Year : 1994  |  Volume : 60  |  Issue : 3  |  Page : 168-169

Perforating granuloma annulare

RR Mittal, AK Chopra, RLS Walia, Rita Dutt, S Gill 
 

Correspondence Address:
R R Mittal


Abstract

Perforating Granuloma annulare (GA) of palmar surfaces of both index fingers was observed in a 41 years female. Duration was 1½ years and papules were asymptomatic, yellow, firm, discrete, with central pits. FBS was 81 mg/dl. Histopathology revealed transepidermal elimination of altered collagen, foci of degenerated collagen surrounded by groups of mononuclears admixed with occassional eosinophil and giant cell in irregular palisade arrangement.



How to cite this article:
Mittal R R, Chopra A K, Walia R, Dutt R, Gill S. Perforating granuloma annulare.Indian J Dermatol Venereol Leprol 1994;60:168-169


How to cite this URL:
Mittal R R, Chopra A K, Walia R, Dutt R, Gill S. Perforating granuloma annulare. Indian J Dermatol Venereol Leprol [serial online] 1994 [cited 2020 Feb 23 ];60:168-169
Available from: http://www.ijdvl.com/text.asp?1994/60/3/168/4030


Full Text

 Introduction



GA can present in localised form, generalised or widely diseminated form, as subcutaneous nodules and perforating papules. [1] Perforating GA may heal with hypo or hyperpigmented scars; [2] In perforating GA umbilicated papules over the hands develop a yellowish centre due to transepidermal elimination of altered dermal collagen. [3] Generalised perforating GA has been reported. [4] Histopathologically perforating GA show transepidermal elimination of degenerated collagen, small to large foci of collagen degeneration with mucin at places, surrounded by histiocytes in palisade arrangement, vasculitis, lymphoid cells, occasional giant cells and fibroblasts. [5]

 Case Report



A 41-years-old female had multiple, asymptomatic, progressive, firm, well defined, flat papules and plaques on palmar surface of both index fingers since 1 [1]/2 years [Figure 1]. Old papules resolved spontaneously after 3-4 months while new ones appeared.

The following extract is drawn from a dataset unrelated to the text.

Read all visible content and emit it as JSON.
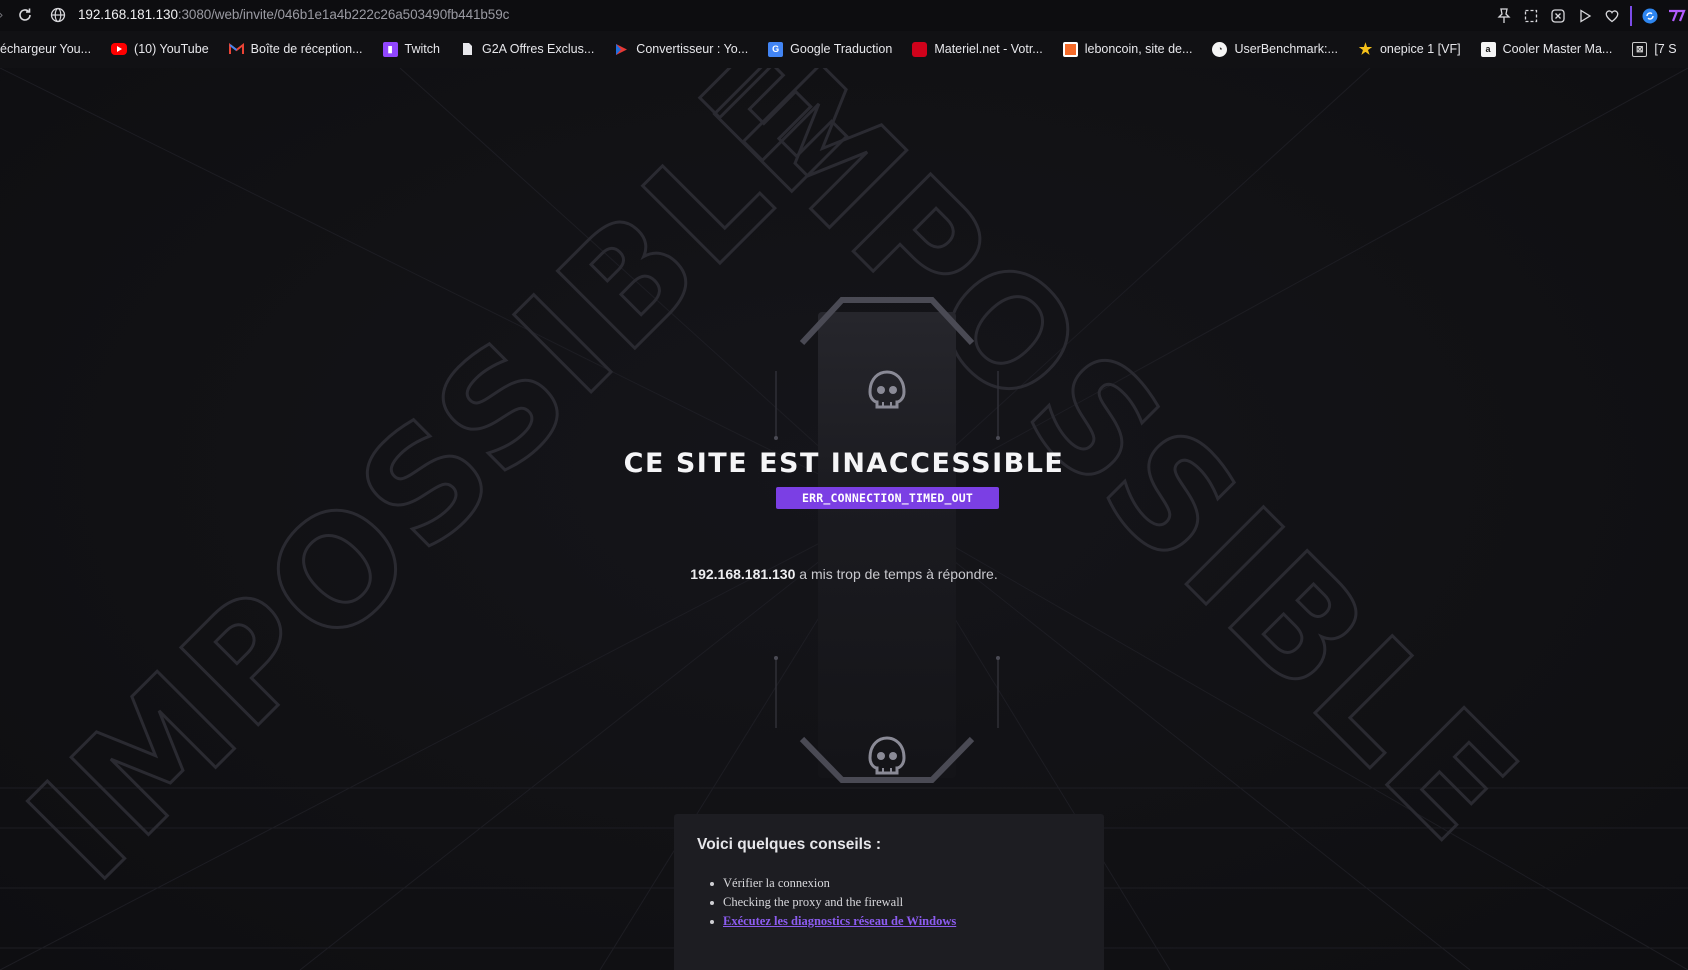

Papules and plaques had central depression where skin surface was rough, although retaining intact dermatoglyphic pattern of ridges alternating with depression. FBS was 81 mg/dl. Histopathology revealed hyperkeratosis and multiple channels in epidermis through which degenerated collagen was extruded [Figure 2] Dermis showed foci of degenerated collagen surrounded by mononuclears, eosinophils and giant cells in irregular palisade arrangement [Figure 3].

 Comments



Perforating GA, a rare variant of GA, may be present along sides of fingers, [5] and this was seen in the present case. Clinically. porokeratosis of Mibelli was excluded as well defined margin did not show groove. Verruca­vulgaris was ruled out histopathologically and clinically. Molluscum-contagiosum was easily differentiated as papules were bigger and central pits rather than punctum were seen. This is perhaps the first case of perforating GA in Indian literature.

References

1Cunliffe WJ . Necrobiotic Disorders. In Textbook of Dermatology (Champion R H, Burton J L, Ebling FJG, eds), 5th edn. London : Blackwell Scientific Publishers, 1992; 2027 - 33.
2Delaney T J, Gold SC, Leppard B. Disseminated perforating granuloma annulare. Brit J Dermatol 1973; 89 : 523-6.
3Owens D W, Freeman R G. Perforating granuloma annulare. Arch Dermatol 1971; 103: 64-7.
4Hazelrigg DE. Generalized perforating granuloma annulare. A case report and review of literature. Cutis 1979; 23: 813-4.
5Dahl MV, Ullman S, Croltz RW. Vasculitis in granuloma annulare. Arch Dermatol 1977; 113: 463-7.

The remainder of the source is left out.